2. Perhaps this comment is coming from a European point of view, but in nations without universal healthcare or insurance, such as the U.S. , open access to private genomic information would be devastating. Individuals in this country already are denied health insurance for some pretty minor ‘pre-existing’ conditions, or the cost of said insurance becomes out-of-reach. In a world of open access (to private genomic data) for insurance companies, insurance costs for most people, for the very things they need it for, would be impossibly high. In nations with universal health care or single-payer insurance, this is not as much a problem. You can see examples of this problem in the U.S. from the “Coalition for Genetic Fairness” in their publication “Faces of Genetic Discrimination.” (warning: pdf file, from this link on reasons GINA is needed)
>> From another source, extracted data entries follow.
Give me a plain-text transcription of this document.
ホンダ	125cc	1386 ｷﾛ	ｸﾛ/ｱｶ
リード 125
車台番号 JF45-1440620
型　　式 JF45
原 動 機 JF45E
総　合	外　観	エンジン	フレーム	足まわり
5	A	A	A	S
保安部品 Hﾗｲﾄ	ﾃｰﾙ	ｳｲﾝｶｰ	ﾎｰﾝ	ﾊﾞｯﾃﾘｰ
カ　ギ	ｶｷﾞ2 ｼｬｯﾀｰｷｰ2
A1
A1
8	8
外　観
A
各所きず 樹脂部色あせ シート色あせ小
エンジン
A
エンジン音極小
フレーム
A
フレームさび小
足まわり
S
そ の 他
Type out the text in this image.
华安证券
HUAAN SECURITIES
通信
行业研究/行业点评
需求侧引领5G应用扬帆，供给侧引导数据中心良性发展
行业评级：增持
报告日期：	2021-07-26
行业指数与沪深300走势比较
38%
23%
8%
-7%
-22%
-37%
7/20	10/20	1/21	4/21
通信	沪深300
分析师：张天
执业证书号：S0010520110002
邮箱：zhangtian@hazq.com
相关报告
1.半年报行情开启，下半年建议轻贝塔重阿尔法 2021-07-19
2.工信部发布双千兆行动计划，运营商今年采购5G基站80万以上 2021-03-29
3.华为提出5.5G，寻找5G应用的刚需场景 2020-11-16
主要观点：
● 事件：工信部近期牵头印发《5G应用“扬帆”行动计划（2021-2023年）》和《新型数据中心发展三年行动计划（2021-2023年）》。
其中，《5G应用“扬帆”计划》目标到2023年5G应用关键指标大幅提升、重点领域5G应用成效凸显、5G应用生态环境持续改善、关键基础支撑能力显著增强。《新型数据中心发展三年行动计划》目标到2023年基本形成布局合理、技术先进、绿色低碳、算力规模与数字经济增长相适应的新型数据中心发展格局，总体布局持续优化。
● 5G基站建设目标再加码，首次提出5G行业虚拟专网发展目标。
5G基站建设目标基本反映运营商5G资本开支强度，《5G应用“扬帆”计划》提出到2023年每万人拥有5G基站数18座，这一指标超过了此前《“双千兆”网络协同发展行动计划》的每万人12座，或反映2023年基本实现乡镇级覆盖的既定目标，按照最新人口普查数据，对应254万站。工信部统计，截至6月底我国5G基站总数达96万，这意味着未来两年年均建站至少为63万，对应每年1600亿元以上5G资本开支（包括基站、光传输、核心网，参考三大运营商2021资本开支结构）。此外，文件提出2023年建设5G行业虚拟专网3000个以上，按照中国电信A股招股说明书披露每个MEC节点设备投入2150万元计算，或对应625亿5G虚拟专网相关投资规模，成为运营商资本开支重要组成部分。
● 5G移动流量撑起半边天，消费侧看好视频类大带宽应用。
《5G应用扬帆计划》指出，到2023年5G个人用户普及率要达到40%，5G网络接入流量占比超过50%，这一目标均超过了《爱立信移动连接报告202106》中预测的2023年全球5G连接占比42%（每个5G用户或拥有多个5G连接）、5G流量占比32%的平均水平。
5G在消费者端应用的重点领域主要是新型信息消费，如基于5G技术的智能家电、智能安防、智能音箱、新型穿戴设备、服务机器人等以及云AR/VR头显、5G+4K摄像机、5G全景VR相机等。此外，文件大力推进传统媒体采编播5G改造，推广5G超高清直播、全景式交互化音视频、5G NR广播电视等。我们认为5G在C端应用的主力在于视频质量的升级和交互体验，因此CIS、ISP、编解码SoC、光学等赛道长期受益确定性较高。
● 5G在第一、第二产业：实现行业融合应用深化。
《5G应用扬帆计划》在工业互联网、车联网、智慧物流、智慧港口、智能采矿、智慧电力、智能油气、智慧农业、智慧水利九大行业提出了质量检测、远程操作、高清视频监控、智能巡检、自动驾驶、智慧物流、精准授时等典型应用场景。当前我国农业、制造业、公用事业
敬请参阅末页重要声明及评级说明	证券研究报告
3. “information availability lowers risk” only for the insurance companies, not for individuals. Insurance is actually based on spreading risk, as much as lowering it. In fact, insurance is based on ignorance. We don’t know if an earthquake will destroy our house, neither do our many neighbors. We could all save up in a savings account the cost of our house just in case our house is destroyed, or we could all put a much smaller amount into an insurance plan and spread the risk. Insurance is based on that ignorance of who will be hit. Of course there are some risks we take by building our house in San Francisco, so insurance is higher.. still, the risk is spread across households because of the uncertainty, the ignorance, of if, when and who an earthquake will hit.
4. It’s a catch 22 in a way. If genomic information is not private, individuals will refuse to be tested for fear of discrimination. If the promise of genomics (better diagnosis, prevention and treatment) is realized, than it would not be put into practice because people refuse to get tested (see link above). Thus health care costs will rise and remain high.
Though I understand the writer’s point of view to an extent, in the current U.S. system open access would lead to impossible costs and even more uninsured individuals with poor health care and/or the failure of the promise of genomics (and better prevention and diagnosis that would bring) as people refuse to get tested for fear of discrimination and said impossible costs. The U.S. is in an impossible situation as it stands, GINA is required to rectify that situation. And for this reason, OpenHelix is a member of the Coalition of Genetic Fairness.